2.Physical therapy: mainly to increase local blood circulation and reduce inflammation, including heat therapy, hydrotherapy, ultrasound, acupuncture, massage, traction, transcutaneous electrical nerve stimulation (TENS), etc.
3. Mobility support: mainly to reduce the weight-bearing of the affected joint, cane, crutches, walkers, etc. can be used.
4, change the line of negative gravity: according to the OA associated inversion or valgus deformity, use the corresponding orthopedic support or orthopedic shoes, to
to balance the load of each joint surface.
(B) Drug therapy: If non-drug therapy is ineffective, drug therapy can be selected according to the joint pain.
1. Local medication: For hand and knee OA, it is recommended to choose local medication first before using oral medication. Topical medication can be used in the form of emulsions, creams, patches and non-NSAIDs rubs (capsaicin, etc.) of non-steroidal anti-inflammatory drugs (NSAIDs). Topical topical agents can be effective in relieving mild to moderate joint pain with mild adverse effects. For moderate to severe pain, topical drugs can be used in combination with oral NSAIDs.
2. Systemic analgesic drugs: according to the route of administration, they are divided into oral drugs, injections and suppositories.
(1) Medication principles: risk assessment before medication and attention to potential medical disease risk. Individualize the dose according to the individual patient’s condition. Try to use the lowest effective dose and avoid overdose and repeated or superimposed use of similar drugs. For 3 months of drug administration, check blood and stool routine, fecal occult blood and liver and kidney function according to the condition of choice.
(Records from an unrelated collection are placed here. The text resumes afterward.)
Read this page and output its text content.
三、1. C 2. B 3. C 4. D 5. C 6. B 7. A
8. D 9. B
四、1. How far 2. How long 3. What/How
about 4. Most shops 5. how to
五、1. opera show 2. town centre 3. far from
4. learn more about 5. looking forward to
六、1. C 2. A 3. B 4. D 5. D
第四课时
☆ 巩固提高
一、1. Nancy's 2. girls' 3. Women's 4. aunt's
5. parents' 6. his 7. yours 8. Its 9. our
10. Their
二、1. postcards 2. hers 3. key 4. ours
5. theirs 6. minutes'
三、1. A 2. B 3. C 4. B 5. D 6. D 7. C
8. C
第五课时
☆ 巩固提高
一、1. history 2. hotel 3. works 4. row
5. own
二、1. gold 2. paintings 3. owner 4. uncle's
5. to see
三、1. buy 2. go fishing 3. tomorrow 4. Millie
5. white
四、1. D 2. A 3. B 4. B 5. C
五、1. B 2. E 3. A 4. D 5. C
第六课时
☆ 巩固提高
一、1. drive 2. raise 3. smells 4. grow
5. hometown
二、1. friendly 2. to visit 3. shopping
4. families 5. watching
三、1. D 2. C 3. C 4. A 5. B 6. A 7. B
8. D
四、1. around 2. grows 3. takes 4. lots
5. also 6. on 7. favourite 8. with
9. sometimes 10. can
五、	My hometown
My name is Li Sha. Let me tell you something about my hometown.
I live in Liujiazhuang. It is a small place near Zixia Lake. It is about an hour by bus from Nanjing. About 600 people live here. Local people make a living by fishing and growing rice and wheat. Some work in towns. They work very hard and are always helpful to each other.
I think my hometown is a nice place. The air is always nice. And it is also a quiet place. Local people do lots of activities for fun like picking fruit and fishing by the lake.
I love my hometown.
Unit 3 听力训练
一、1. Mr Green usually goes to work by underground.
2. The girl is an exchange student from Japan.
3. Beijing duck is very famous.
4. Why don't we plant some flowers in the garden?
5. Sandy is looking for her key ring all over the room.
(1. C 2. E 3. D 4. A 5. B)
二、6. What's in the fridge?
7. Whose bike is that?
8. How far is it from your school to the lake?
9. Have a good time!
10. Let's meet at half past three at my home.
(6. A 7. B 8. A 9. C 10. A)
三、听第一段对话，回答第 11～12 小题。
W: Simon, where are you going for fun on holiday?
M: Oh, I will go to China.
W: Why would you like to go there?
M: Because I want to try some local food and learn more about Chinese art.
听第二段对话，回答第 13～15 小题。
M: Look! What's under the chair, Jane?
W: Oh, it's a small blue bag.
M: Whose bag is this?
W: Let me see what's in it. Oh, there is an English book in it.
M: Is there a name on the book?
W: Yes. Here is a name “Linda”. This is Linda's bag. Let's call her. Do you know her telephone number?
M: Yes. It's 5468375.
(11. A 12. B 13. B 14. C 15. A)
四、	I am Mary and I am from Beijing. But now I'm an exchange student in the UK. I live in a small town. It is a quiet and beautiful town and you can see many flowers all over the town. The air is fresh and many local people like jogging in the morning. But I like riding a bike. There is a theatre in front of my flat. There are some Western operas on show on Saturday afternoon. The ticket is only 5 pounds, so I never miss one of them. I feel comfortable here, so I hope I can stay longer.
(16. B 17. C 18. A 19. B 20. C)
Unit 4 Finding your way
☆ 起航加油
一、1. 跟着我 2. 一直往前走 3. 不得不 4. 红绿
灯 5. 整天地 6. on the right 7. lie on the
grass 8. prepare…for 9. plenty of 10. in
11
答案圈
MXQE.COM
(2) Dosing: Acetaminophen is generally used in OA patients, with a maximum daily dose of no more than 4000 mg. For OA patients with poor results with acetaminophen, NSAIDs may be used on a case-by-case basis after weighing the risk of gastrointestinal, hepatic, renal, and cardiovascular disease in patients. The efficacy and adverse effects of oral NSAIDs vary among individual patients, and selective use of NSAIDs should be based on drug instructions and assessment of risk factors for NSAIDs.
If patients are at high risk for gastrointestinal adverse effects, non-selective NSAIDs may be used in combination with H2 receptor antagonists, proton pump inhibitors, or gastroprotective agents such as misoprostol, or selective COX-2 inhibitors. Other analgesic drugs. patients with OA who are ineffective or intolerant to NSAIDs treatment can use tramadol, opioid analgesics, or a combination of acetaminophen and opioids.
3, joint cavity injection: sodium hyaluronate, such as oral drug therapy is not significant, can be combined with joint cavity injection of sodium hyaluronate-like viscoelastic supplements, injection of chilblains in the aspiration of joint fluid. Glucocorticoids, intra-articular cavity injection of glucocorticoids is feasible for severe OA that is not effective with NSAIDs drug therapy for 4-6 weeks or for those who cannot tolerate NSAIDs drug therapy, persistent pain and significant inflammation. However, if used for a long time, it can aggravate the damage of joint cartilage and aggravate the symptoms. Therefore, intra-articular glucocorticosteroid injections are not recommended, and repeated use is not recommended, generally no more than 3 to 4 times a year.
4, improve the condition of drugs and chondroprotective agents: including diacetin, glucosamine, avocado soybean unsaponifiables (ASU), doxycycline, etc.. These drugs can slow down the course of the disease and improve the patient’s symptoms to some extent. Diacerein has structural modulating effects.